Но тут вошла Валери в огненно-красном, прямо-таки вызывающем наряде. Боясь опоздать, она слишком быстро взбежала по лестнице.
– Теофиль никак не соберется! – сказала она золовке. – Представьте: нынче утром я рассчитала Франсуазу, и теперь он нигде не может найти свой галстук… Я его оставила среди полного разгрома!
– Вопрос здоровья также очень важен, – продолжала мадам Дамбревиль.
– Несомненно! – подтвердила госпожа Дюверье. – Мы тайком проконсультировались с доктором Жюйера… Похоже, девушка отличается прекрасным сложением. Что же до матери, то она может похвастаться поистине богатырским здоровьем, и это нас слегка успокоило, – поверьте, нет ничего хуже болящих родственников, которые сваливаются вам на голову… Здоровые куда лучше!
– Особенно в том случае, – вкрадчиво сказала мадам Жюзер, – когда они ничего не должны оставлять детям.
Валери уселась, с трудом переводя дух, и, не будучи в курсе разговора, спросила:
– О ком это вы говорите?
Внезапно дверь соседней комнаты опять с грохотом растворилась, и оттуда донеслись крики:
– А я тебе говорю, что картонка осталась на столе!
– Неправда, я только что видела ее здесь!
– Ох, до чего же ты упряма!..
– Ну так пойди и посмотри сама!
Ортанс с осунувшимся, желтым лицом прошла через гостиную; она тоже была одета в белое платье с широким голубым поясом и выглядела в этом бледном, полупрозрачном муслине много старше своего возраста.

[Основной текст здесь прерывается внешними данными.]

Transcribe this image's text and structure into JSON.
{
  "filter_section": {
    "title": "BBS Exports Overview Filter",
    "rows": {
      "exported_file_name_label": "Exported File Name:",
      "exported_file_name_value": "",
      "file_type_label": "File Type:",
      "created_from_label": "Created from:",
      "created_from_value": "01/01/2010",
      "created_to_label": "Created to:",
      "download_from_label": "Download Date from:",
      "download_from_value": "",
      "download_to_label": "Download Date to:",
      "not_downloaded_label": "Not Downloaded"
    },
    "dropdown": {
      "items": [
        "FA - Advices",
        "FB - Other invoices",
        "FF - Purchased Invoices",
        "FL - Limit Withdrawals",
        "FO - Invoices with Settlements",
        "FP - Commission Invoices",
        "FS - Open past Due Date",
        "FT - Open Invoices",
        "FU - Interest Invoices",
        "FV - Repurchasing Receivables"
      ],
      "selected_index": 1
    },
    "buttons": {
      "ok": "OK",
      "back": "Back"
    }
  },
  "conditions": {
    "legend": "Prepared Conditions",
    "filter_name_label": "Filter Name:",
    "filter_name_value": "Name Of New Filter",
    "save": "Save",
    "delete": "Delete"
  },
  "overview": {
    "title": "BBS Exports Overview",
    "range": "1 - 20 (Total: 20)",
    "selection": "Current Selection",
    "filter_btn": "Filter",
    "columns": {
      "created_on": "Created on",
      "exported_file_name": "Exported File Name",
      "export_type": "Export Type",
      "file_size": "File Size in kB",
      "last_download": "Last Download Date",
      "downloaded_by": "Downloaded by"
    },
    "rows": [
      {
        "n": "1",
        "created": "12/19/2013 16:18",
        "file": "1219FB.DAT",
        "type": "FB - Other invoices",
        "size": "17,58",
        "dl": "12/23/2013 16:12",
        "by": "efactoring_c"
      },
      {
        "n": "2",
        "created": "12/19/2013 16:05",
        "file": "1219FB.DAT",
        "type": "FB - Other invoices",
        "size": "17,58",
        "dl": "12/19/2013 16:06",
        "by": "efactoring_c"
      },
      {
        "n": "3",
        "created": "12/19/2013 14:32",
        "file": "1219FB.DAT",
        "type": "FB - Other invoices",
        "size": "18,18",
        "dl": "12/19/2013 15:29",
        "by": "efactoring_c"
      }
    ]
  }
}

Обнаружив картонку, она вернулась обратно в ярости; эту картонку с букетом новобрачной уже целых пять минут безуспешно разыскивали в разоренной квартире.
– Ну что тут поделаешь! – заключила мадам Дамбревиль. – Свадьбы никогда не проходят так, как хотелось бы… Самое разумное – обо всем договориться после, и как можно удачнее.
Наконец Анжель и Ортанс распахнули настежь двери, чтобы невеста не зацепилась вуалью за створки, и показалась Берта в белоснежном шелковом платье и белом цветочном уборе – в белом венке, с белым букетом, с белой гирляндой, обвивавшей подол и продолжавшейся на шлейфе, в виде мелких белых бутонов. Она прелестно выглядела в этом белоснежном обрамлении, со своим свежим личиком, золотистыми волосами, лукавыми глазами и невинными губками девушки, уже кое-что изведавшей в жизни.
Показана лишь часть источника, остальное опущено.